Quelle est l’étape suivante de son raisonnement? Que l’immigration massive en Europe de populations qui ne partagent pas nos idées et nos codes culturels (notamment la laïcité et les valeurs démocratiques) fragilise le tissu social et favorise la propagation du fondamentalisme (qui constitue aux yeux de Pierre Lellouche l’une des véritables menaces contre laquelle il convient de lutter, le djihadisme en constituant une conséquence mécanique).

Il pose donc le constat suivant: deux sociétés distinctes cohabitent sur le même territoire, elles vivent côte à côte, mais s’éloignent de plus en plus l’une de l’autre. «La première continue de rechercher toujours plus de droits individuels, en évacuant toute contrainte morale, religieuse et bien entendu nationale, mais s’inquiète confusément de «ne plus se sentir chez elle». La seconde, poussée par les plus jeunes, rejette en bloc ce modèle et cherche au contraire, autour de la religion, à conforter des règles morales et sociales fortes».

Faut-il conclure que le député juge irréconciliables les différentes communautés sur le territoire national? Non. Il explique très clairement que le nœud gordien à trancher est celui du choix de la loi qui s’applique en dernier ressort: celle de la République ou celle de la Charia.

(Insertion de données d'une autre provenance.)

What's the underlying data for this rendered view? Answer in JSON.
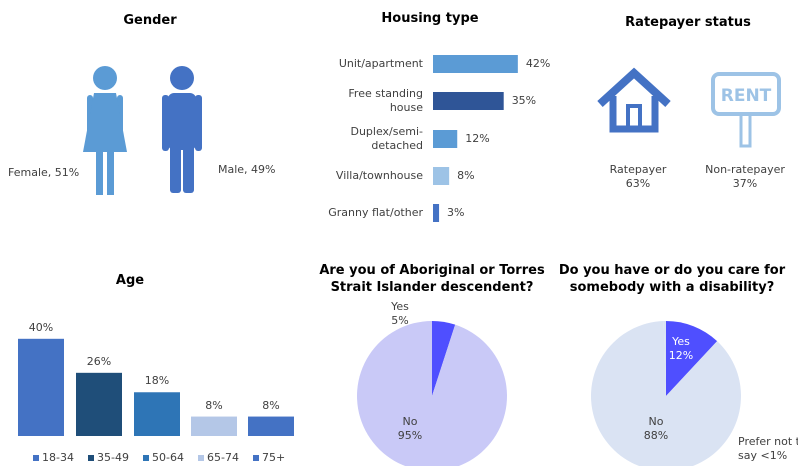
{
  "chart_data": [
    {
      "type": "pictogram",
      "title": "Gender",
      "values": [
        51,
        49
      ],
      "value_labels": [
        "Female, 51%",
        "Male, 49%"
      ],
      "colors": [
        "#5b9bd5",
        "#4472c4"
      ]
    },
    {
      "type": "bar",
      "orientation": "horizontal",
      "title": "Housing type",
      "categories": [
        "Unit/apartment",
        "Free standing house",
        "Duplex/semi-detached",
        "Villa/townhouse",
        "Granny flat/other"
      ],
      "values": [
        42,
        35,
        12,
        8,
        3
      ],
      "value_labels": [
        "42%",
        "35%",
        "12%",
        "8%",
        "3%"
      ],
      "colors": [
        "#5b9bd5",
        "#2f5597",
        "#5b9bd5",
        "#9dc3e6",
        "#4472c4"
      ]
    },
    {
      "type": "pictogram",
      "title": "Ratepayer status",
      "categories": [
        "Ratepayer",
        "Non-ratepayer"
      ],
      "values": [
        63,
        37
      ],
      "value_labels": [
        "63%",
        "37%"
      ],
      "sign_text": "RENT",
      "colors": [
        "#4472c4",
        "#9dc3e6"
      ]
    },
    {
      "type": "bar",
      "orientation": "vertical",
      "title": "Age",
      "categories": [
        "18-34",
        "35-49",
        "50-64",
        "65-74",
        "75+"
      ],
      "values": [
        40,
        26,
        18,
        8,
        8
      ],
      "value_labels": [
        "40%",
        "26%",
        "18%",
        "8%",
        "8%"
      ],
      "colors": [
        "#4472c4",
        "#1f4e79",
        "#2e75b6",
        "#b4c7e7",
        "#4472c4"
      ],
      "legend": "bottom"
    },
    {
      "type": "pie",
      "title": "Are you of Aboriginal or Torres Strait Islander descendent?",
      "categories": [
        "Yes",
        "No"
      ],
      "values": [
        5,
        95
      ],
      "value_labels": [
        "5%",
        "95%"
      ],
      "colors": [
        "#4f4fff",
        "#c9c9f7"
      ]
    },
    {
      "type": "pie",
      "title": "Do you have or do you care for somebody with a disability?",
      "categories": [
        "Yes",
        "No",
        "Prefer not to say"
      ],
      "values": [
        12,
        88,
        0.5
      ],
      "value_labels": [
        "12%",
        "88%",
        "<1%"
      ],
      "colors": [
        "#4f4fff",
        "#dae3f3",
        "#dae3f3"
      ]
    }
  ]
}
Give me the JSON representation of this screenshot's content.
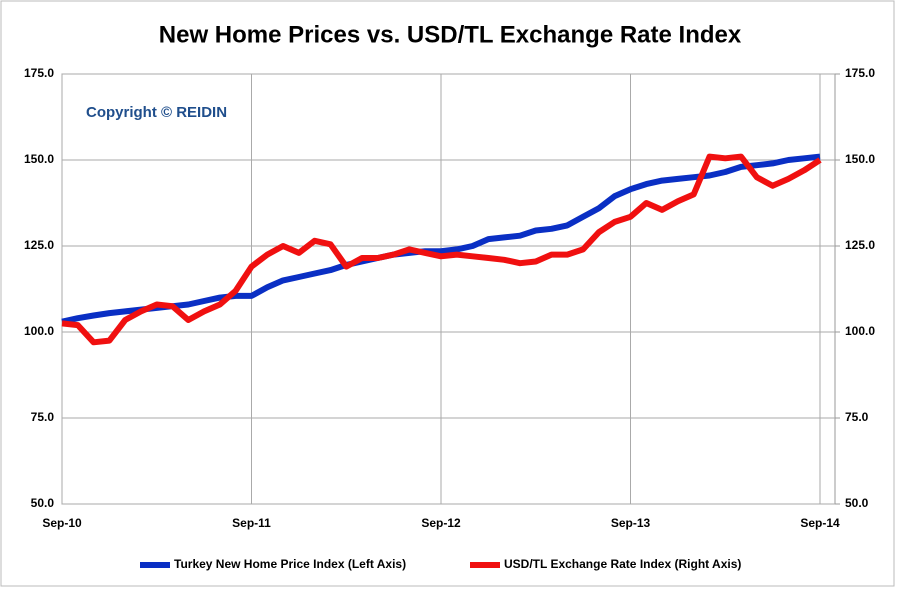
{
  "chart_data": {
    "type": "line",
    "title": "New Home Prices vs. USD/TL Exchange Rate Index",
    "annotation": "Copyright © REIDIN",
    "categories": [
      "Sep-10",
      null,
      null,
      null,
      null,
      null,
      null,
      null,
      null,
      null,
      null,
      null,
      "Sep-11",
      null,
      null,
      null,
      null,
      null,
      null,
      null,
      null,
      null,
      null,
      null,
      "Sep-12",
      null,
      null,
      null,
      null,
      null,
      null,
      null,
      null,
      null,
      null,
      null,
      "Sep-13",
      null,
      null,
      null,
      null,
      null,
      null,
      null,
      null,
      null,
      null,
      null,
      "Sep-14"
    ],
    "series": [
      {
        "name": "Turkey New Home Price Index (Left Axis)",
        "color": "#0a2fc4",
        "values": [
          103,
          104,
          104.8,
          105.5,
          106,
          106.5,
          107,
          107.5,
          108,
          109,
          110,
          110.5,
          110.5,
          113,
          115,
          116,
          117,
          118,
          119.5,
          120.5,
          121.5,
          122.5,
          123,
          123.5,
          123.5,
          124,
          125,
          127,
          127.5,
          128,
          129.5,
          130,
          131,
          133.5,
          136,
          139.5,
          141.5,
          143,
          144,
          144.5,
          145,
          145.5,
          146.5,
          148,
          148.5,
          149,
          150,
          150.5,
          151
        ]
      },
      {
        "name": "USD/TL Exchange Rate Index (Right Axis)",
        "color": "#f01010",
        "axis": "y2",
        "values": [
          102.5,
          102,
          97,
          97.5,
          103.5,
          106,
          108,
          107.5,
          103.5,
          106,
          108,
          112,
          119,
          122.5,
          125,
          123,
          126.5,
          125.5,
          119,
          121.5,
          121.5,
          122.5,
          124,
          123,
          122,
          122.5,
          122,
          121.5,
          121,
          120,
          120.5,
          122.5,
          122.5,
          124,
          129,
          132,
          133.5,
          137.5,
          135.5,
          138,
          140,
          151,
          150.5,
          151,
          145,
          142.5,
          144.5,
          147,
          150
        ]
      }
    ],
    "ylim": [
      50,
      175
    ],
    "yticks": [
      {
        "value": 50,
        "label": "50.0"
      },
      {
        "value": 75,
        "label": "75.0"
      },
      {
        "value": 100,
        "label": "100.0"
      },
      {
        "value": 125,
        "label": "125.0"
      },
      {
        "value": 150,
        "label": "150.0"
      },
      {
        "value": 175,
        "label": "175.0"
      }
    ],
    "y2lim": [
      50,
      175
    ],
    "y2ticks": [
      {
        "value": 50,
        "label": "50.0"
      },
      {
        "value": 75,
        "label": "75.0"
      },
      {
        "value": 100,
        "label": "100.0"
      },
      {
        "value": 125,
        "label": "125.0"
      },
      {
        "value": 150,
        "label": "150.0"
      },
      {
        "value": 175,
        "label": "175.0"
      }
    ],
    "grid": true,
    "legend": "bottom"
  }
}
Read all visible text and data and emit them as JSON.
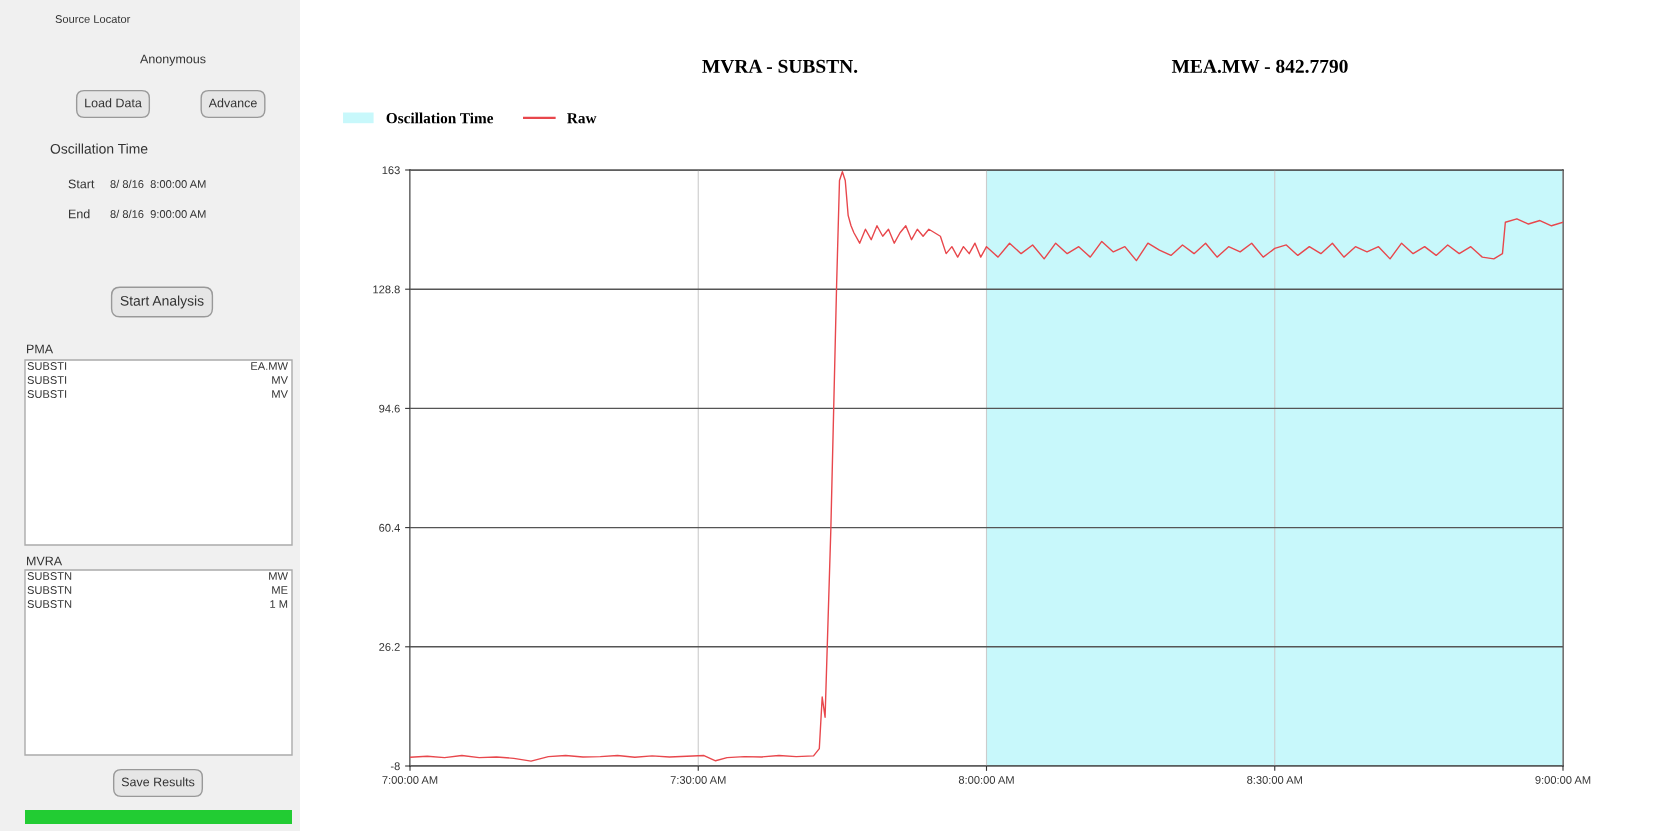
{
  "chart_data": {
    "type": "line",
    "title": "MVRA - SUBSTN.",
    "subtitle": "MEA.MW - 842.7790",
    "x": [
      7.0,
      7.03,
      7.06,
      7.09,
      7.12,
      7.15,
      7.18,
      7.21,
      7.24,
      7.27,
      7.3,
      7.33,
      7.36,
      7.39,
      7.42,
      7.45,
      7.48,
      7.51,
      7.53,
      7.55,
      7.58,
      7.61,
      7.64,
      7.67,
      7.7,
      7.71,
      7.715,
      7.72,
      7.73,
      7.74,
      7.745,
      7.75,
      7.755,
      7.76,
      7.765,
      7.77,
      7.78,
      7.79,
      7.8,
      7.81,
      7.82,
      7.83,
      7.84,
      7.85,
      7.86,
      7.87,
      7.88,
      7.89,
      7.9,
      7.91,
      7.92,
      7.93,
      7.94,
      7.95,
      7.96,
      7.97,
      7.98,
      7.99,
      8.0,
      8.02,
      8.04,
      8.06,
      8.08,
      8.1,
      8.12,
      8.14,
      8.16,
      8.18,
      8.2,
      8.22,
      8.24,
      8.26,
      8.28,
      8.3,
      8.32,
      8.34,
      8.36,
      8.38,
      8.4,
      8.42,
      8.44,
      8.46,
      8.48,
      8.5,
      8.52,
      8.54,
      8.56,
      8.58,
      8.6,
      8.62,
      8.64,
      8.66,
      8.68,
      8.7,
      8.72,
      8.74,
      8.76,
      8.78,
      8.8,
      8.82,
      8.84,
      8.86,
      8.88,
      8.895,
      8.9,
      8.92,
      8.94,
      8.96,
      8.98,
      9.0
    ],
    "series": [
      {
        "name": "Raw",
        "color": "#e8474c",
        "values": [
          -5.5,
          -5.2,
          -5.6,
          -5.0,
          -5.6,
          -5.4,
          -5.8,
          -6.6,
          -5.3,
          -5.0,
          -5.4,
          -5.3,
          -5.0,
          -5.5,
          -5.1,
          -5.4,
          -5.2,
          -5.0,
          -6.5,
          -5.6,
          -5.3,
          -5.4,
          -5.0,
          -5.3,
          -5.1,
          -3,
          11.8,
          6,
          60,
          130,
          160,
          162.5,
          160,
          150,
          147,
          145,
          142,
          146,
          143,
          147,
          144,
          146,
          142,
          145,
          147,
          143,
          146,
          144,
          146,
          145,
          144,
          139,
          141,
          138,
          141,
          139,
          142,
          138,
          141,
          138,
          142,
          139,
          141.5,
          137.5,
          142,
          139,
          141,
          138,
          142.5,
          139.5,
          141,
          137,
          142,
          140,
          138.5,
          141.5,
          139,
          142,
          138,
          141,
          139.5,
          142,
          138,
          140.5,
          141.5,
          138.5,
          141,
          139,
          142,
          138,
          141,
          139.5,
          141,
          137.5,
          142,
          139,
          141,
          138.5,
          141.5,
          139,
          141,
          138,
          137.5,
          139,
          148,
          149,
          147.5,
          148.5,
          147,
          148
        ]
      }
    ],
    "xlim": [
      7,
      9
    ],
    "xticks": [
      {
        "value": 7,
        "label": "7:00:00 AM"
      },
      {
        "value": 7.5,
        "label": "7:30:00 AM"
      },
      {
        "value": 8,
        "label": "8:00:00 AM"
      },
      {
        "value": 8.5,
        "label": "8:30:00 AM"
      },
      {
        "value": 9,
        "label": "9:00:00 AM"
      }
    ],
    "ylim": [
      -8,
      163
    ],
    "yticks": [
      -8,
      26.2,
      60.4,
      94.6,
      128.8,
      163
    ],
    "bands": [
      {
        "axis": "x",
        "from": 8,
        "to": 9,
        "label": "Oscillation Time",
        "color": "#c8f8fb"
      }
    ],
    "grid": true,
    "legend": "top left",
    "marker": "none",
    "line_style": "solid",
    "annotations": [
      "Source Locator",
      "Anonymous",
      "Load Data",
      "Advance",
      "Oscillation Time",
      "Start",
      "8/ 8/16  8:00:00 AM",
      "End",
      "8/ 8/16  9:00:00 AM",
      "Start Analysis",
      "PMA",
      "SUBSTI",
      "EA.MW",
      "SUBSTI",
      "MV",
      "SUBSTI",
      "MV",
      "MVRA",
      "SUBSTN",
      "MW",
      "SUBSTN",
      "ME",
      "SUBSTN",
      "1 M",
      "Save Results"
    ]
  }
}
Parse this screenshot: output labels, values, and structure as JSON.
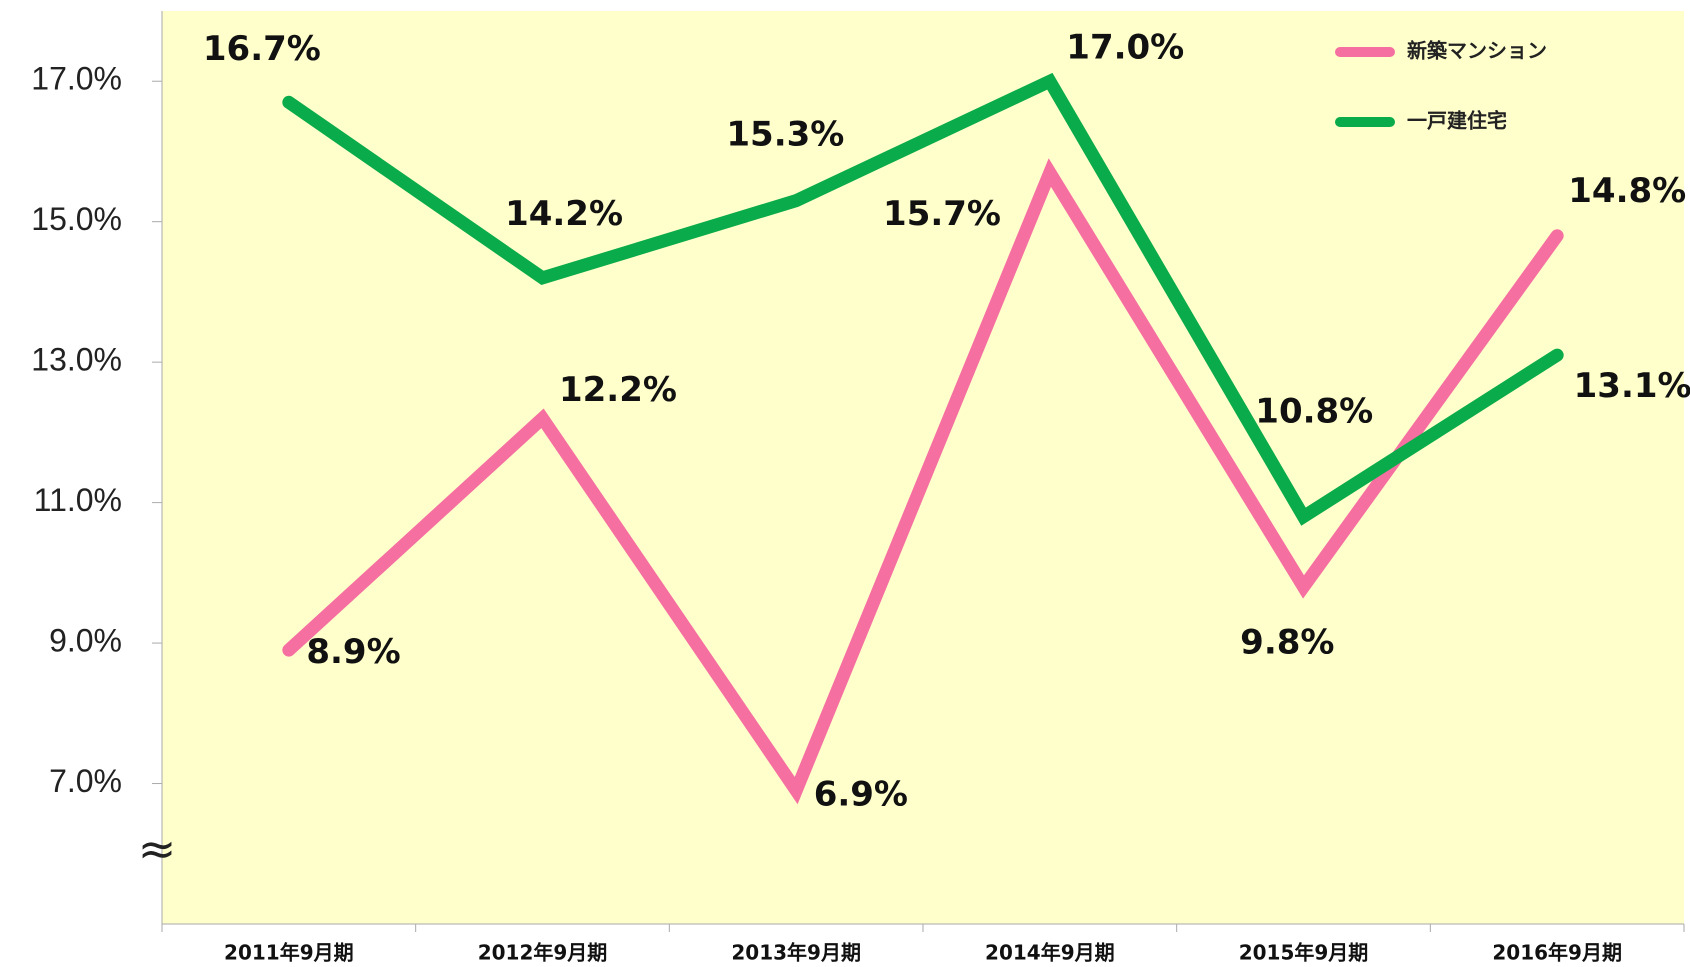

C’est au sein de la communauté musulmane de France que doit se régler cette question.

Ce qui doit être établi une fois pour toutes, c’est que les convictions religieuses appartiennent à la dynamique de l’intériorité, et ne régulent pas l’existence de la cité, espace d’interaction d’une galaxie de consciences aux perceptions du monde les plus variées. Une culture élémentaire les rassemble néanmoins, qui repose sur quelques règles affirmant la liberté de conscience, l’égalité homme/femme, et la désirabilité de société ouvertes.

Par ailleurs, Pierre Lellouche appelle parallèlement à en finir avec la repentance et la négation de notre Histoire. Il encourage aussi à la responsabilité, comme dans ces lignes fortes: «Tant que l’Europe n’aura pas accepté d’appréhender le monde tel qu’il est, en acceptant ses bouleversements et ses menaces, tant qu’elle n’aura pas réinvesti le registre de la puissance et du recours à la force, elle sera incapable de distinguer ses amis de ses ennemis. Nous ne ferons rien pour les premiers et rien contre les autres. Et la France devra prendre ses responsabilités, au besoin seule. La solitude dans l’action valant mieux, pour une grande nation, que l’immobilisme des puissances éteintes».

L’ouvrage impressionne par sa densité et les connaissances de l’auteur en matière de relations internationales. Les perspectives analytiques qu’il ouvre sur l’approfondissement du fonctionnement de l’échiquier de la puissance mondiale, allant des Etats-Unis à la Russie en passant par l’ensemble des pays du Moyen-Orient, excitent la curiosité et le désir de raisonner dans de vastes horizons stratégiques.

Personnalité souvent caricaturée, Pierre Lellouche affirme dans ces pages – de manière magistrale – que sa pensée mérite une écoute attentive, qu’il excède de loin le niveau habituel des réflexions de nos politiciens, et qu’affirmer un désaccord avec certaines de ses conclusions exige d’affûter ses arguments… A lire absolument.